Final Analysis: Let’s pretend that Turlough and the Earthlink Dilemma never happened, eh? This is a stunning novel that wears its influences shamelessly (Terrance Dicks always said that greatness always steals from the best). The opening chapter lifts cheekily from the James Bond film Thunderball (and its more recent remake, Never Say Never Again), though 007 fends off the attack more successfully; a later sequence is reminiscent of John Buchan’s The Thirty-Nine Steps and the three different movie adaptations (particularly the Hitchcock one); and as Gary Russell noted in his review for Doctor Who Magazine, the final chapter owes a lot to the film version of A View to a Kill – even down to Harry wearing a tuxedo – which was released the year before this was published.. It’s by no means a criticism; Harry Sullivan always wanted to play at James Bond and Marter throws his hero into an espionage story without allowing him any of the innate skills of the most celebrated spies. Right from the start, he suffers a savage attack that leaves him vulnerable and confused – and it barely lets up as he careers from one escapade to another, barely escaping alive on each occasion.

Just while we’re here – Vincent Van Goch’s art is referenced repeatedly here. There are many possible ways to pronounce his name, such as ‘van Goff’, ‘van Gock’ – and most Dutch people would say ‘Vun Goch’ – to rhyme with the Scottish ‘loch’. However, it does not rhyme with ‘Toe’ (‘Van Goe’). Ever.

Ian Marter had originally intended to kill Harry off, but was persuaded to let him survive, so instead he plays a cruel trick on us in the finale. He claimed in interviews prior to the book’s release that he hoped to write a sequel. Harry Sullivan’s War was published on 11 September 1986; Ian Marter died on 28 October the same year, on his 42nd birthday. Your humble blogger was due to interview him at a convention four days later and was stunned to hear his close friend Nicholas Courtney announce his passing at the event. I was sat on the front row of the main hall, dressed (for charity reasons) in a Sea Devil costume at the time; It hid the tears.
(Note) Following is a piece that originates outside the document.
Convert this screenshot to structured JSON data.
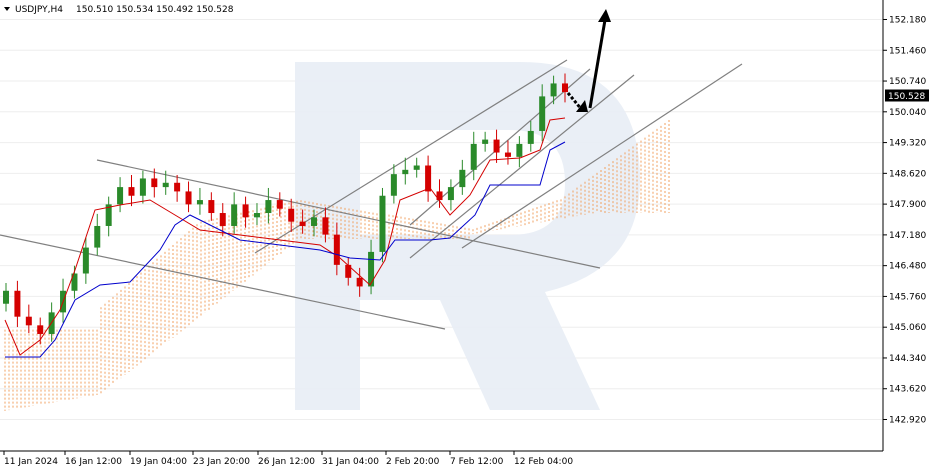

There were still a few of Ian’s books yet to be published, so we’ve not quite said a final goodbye to him yet, but I thought it’d be appropriate to pay tribute here. There are plenty of Target novels I’ve not read prior to this project, but this is one I return to regularly. It’s not an official one, so ‘doesn’t count’, but it’s by far and away my favourite novel by one of my absolute favourite Target authors.

One thought on “Bonus chapter #5. The Companions of Doctor Who: Harry Sullivan’s War (1986)

  1. ‘Laurie L Varnish’ – that’s “Laury.” Spellcheck alert! Gads, I love that dumb alias. And how utterly inept Harry is at being James Bond. As I recall, this book doesn’t really make a lick of sense, and it never really sells the plot point that the Brig might be a traitor, but damn, it’s so much fun.